А в понедельник все это сразу кончается. Город принимает смиренный и будничный вид, пустеет даже базарная площадь - и великое горе надвигается на Сашу: отец уезжает.
Да, даже проснулся отец нынче уже совсем не таким, как просыпался все эти масленичные дни. Он прост, тих, чем-то озабочен. Он собирается, расплачивается. А там, во дворе, уже запрягают лошадей. Последний, самый горький час! Вот сию минуту вдруг войдет коридорный:
- Подано, Николай Николаич!
И отец, огромный, толстый от медвежьей шубы, надетой поверх полушубка, в черных, выше колен, валенках и в большой боярской шапке, сядет на диван и скажет;
- Ну, присядем, Сашенька, и Христос с тобой.
И тотчас же опять встанет и начнет торопливо крестить, целовать его, совать руку к его губам...
А лошади уже стоят у крыльца.
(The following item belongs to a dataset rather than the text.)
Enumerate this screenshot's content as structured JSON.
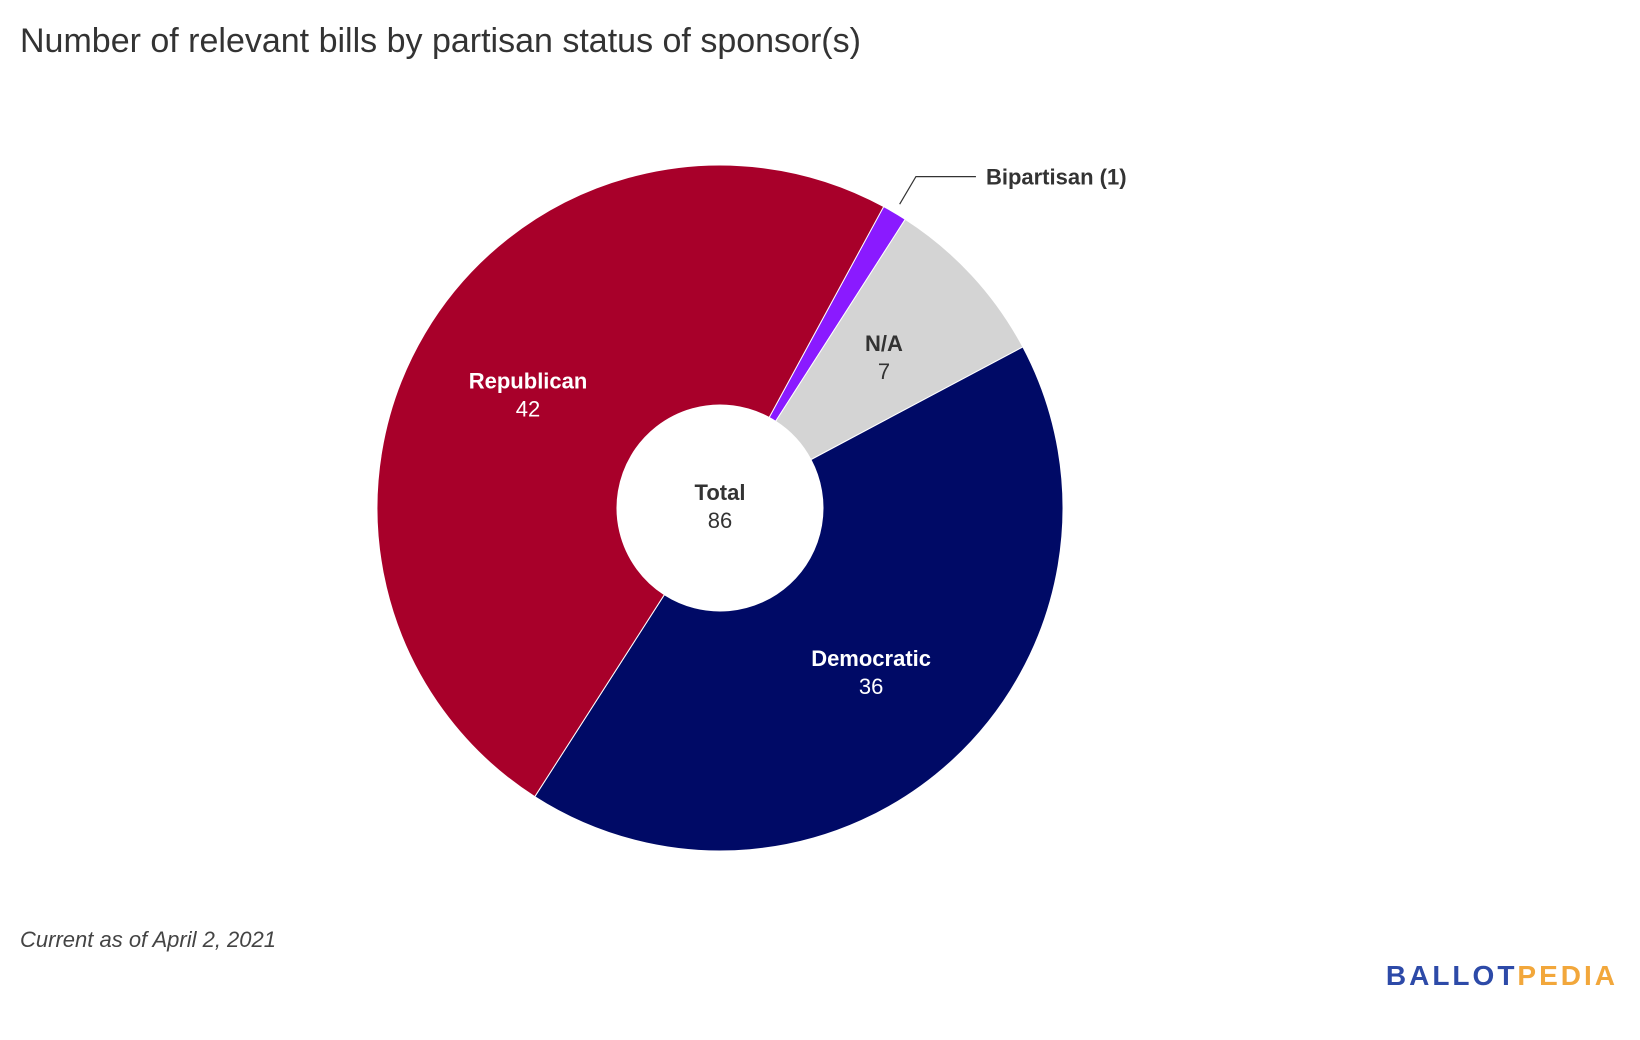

Они косматы, ресницы у них большие, на усах засохшее тесто - боже, какой родной, не городской, а деревенский, зимний, бесконечно милый вид у них! Милые, деревенские и эти сани, набитые соломой! И работник уже стоит в их козлах, в буром и грубом армяке, надетом на полушубок, с вожжами и длинным кнутом в руках... Еще минута - и побегут, побегут эти лошади, эти сани по Успенской улице вон из города, в серые снежные поля - и прости, прощай, счастливейшая в жизни неделя!
- До свиданья, Сашенька, Христос с тобой.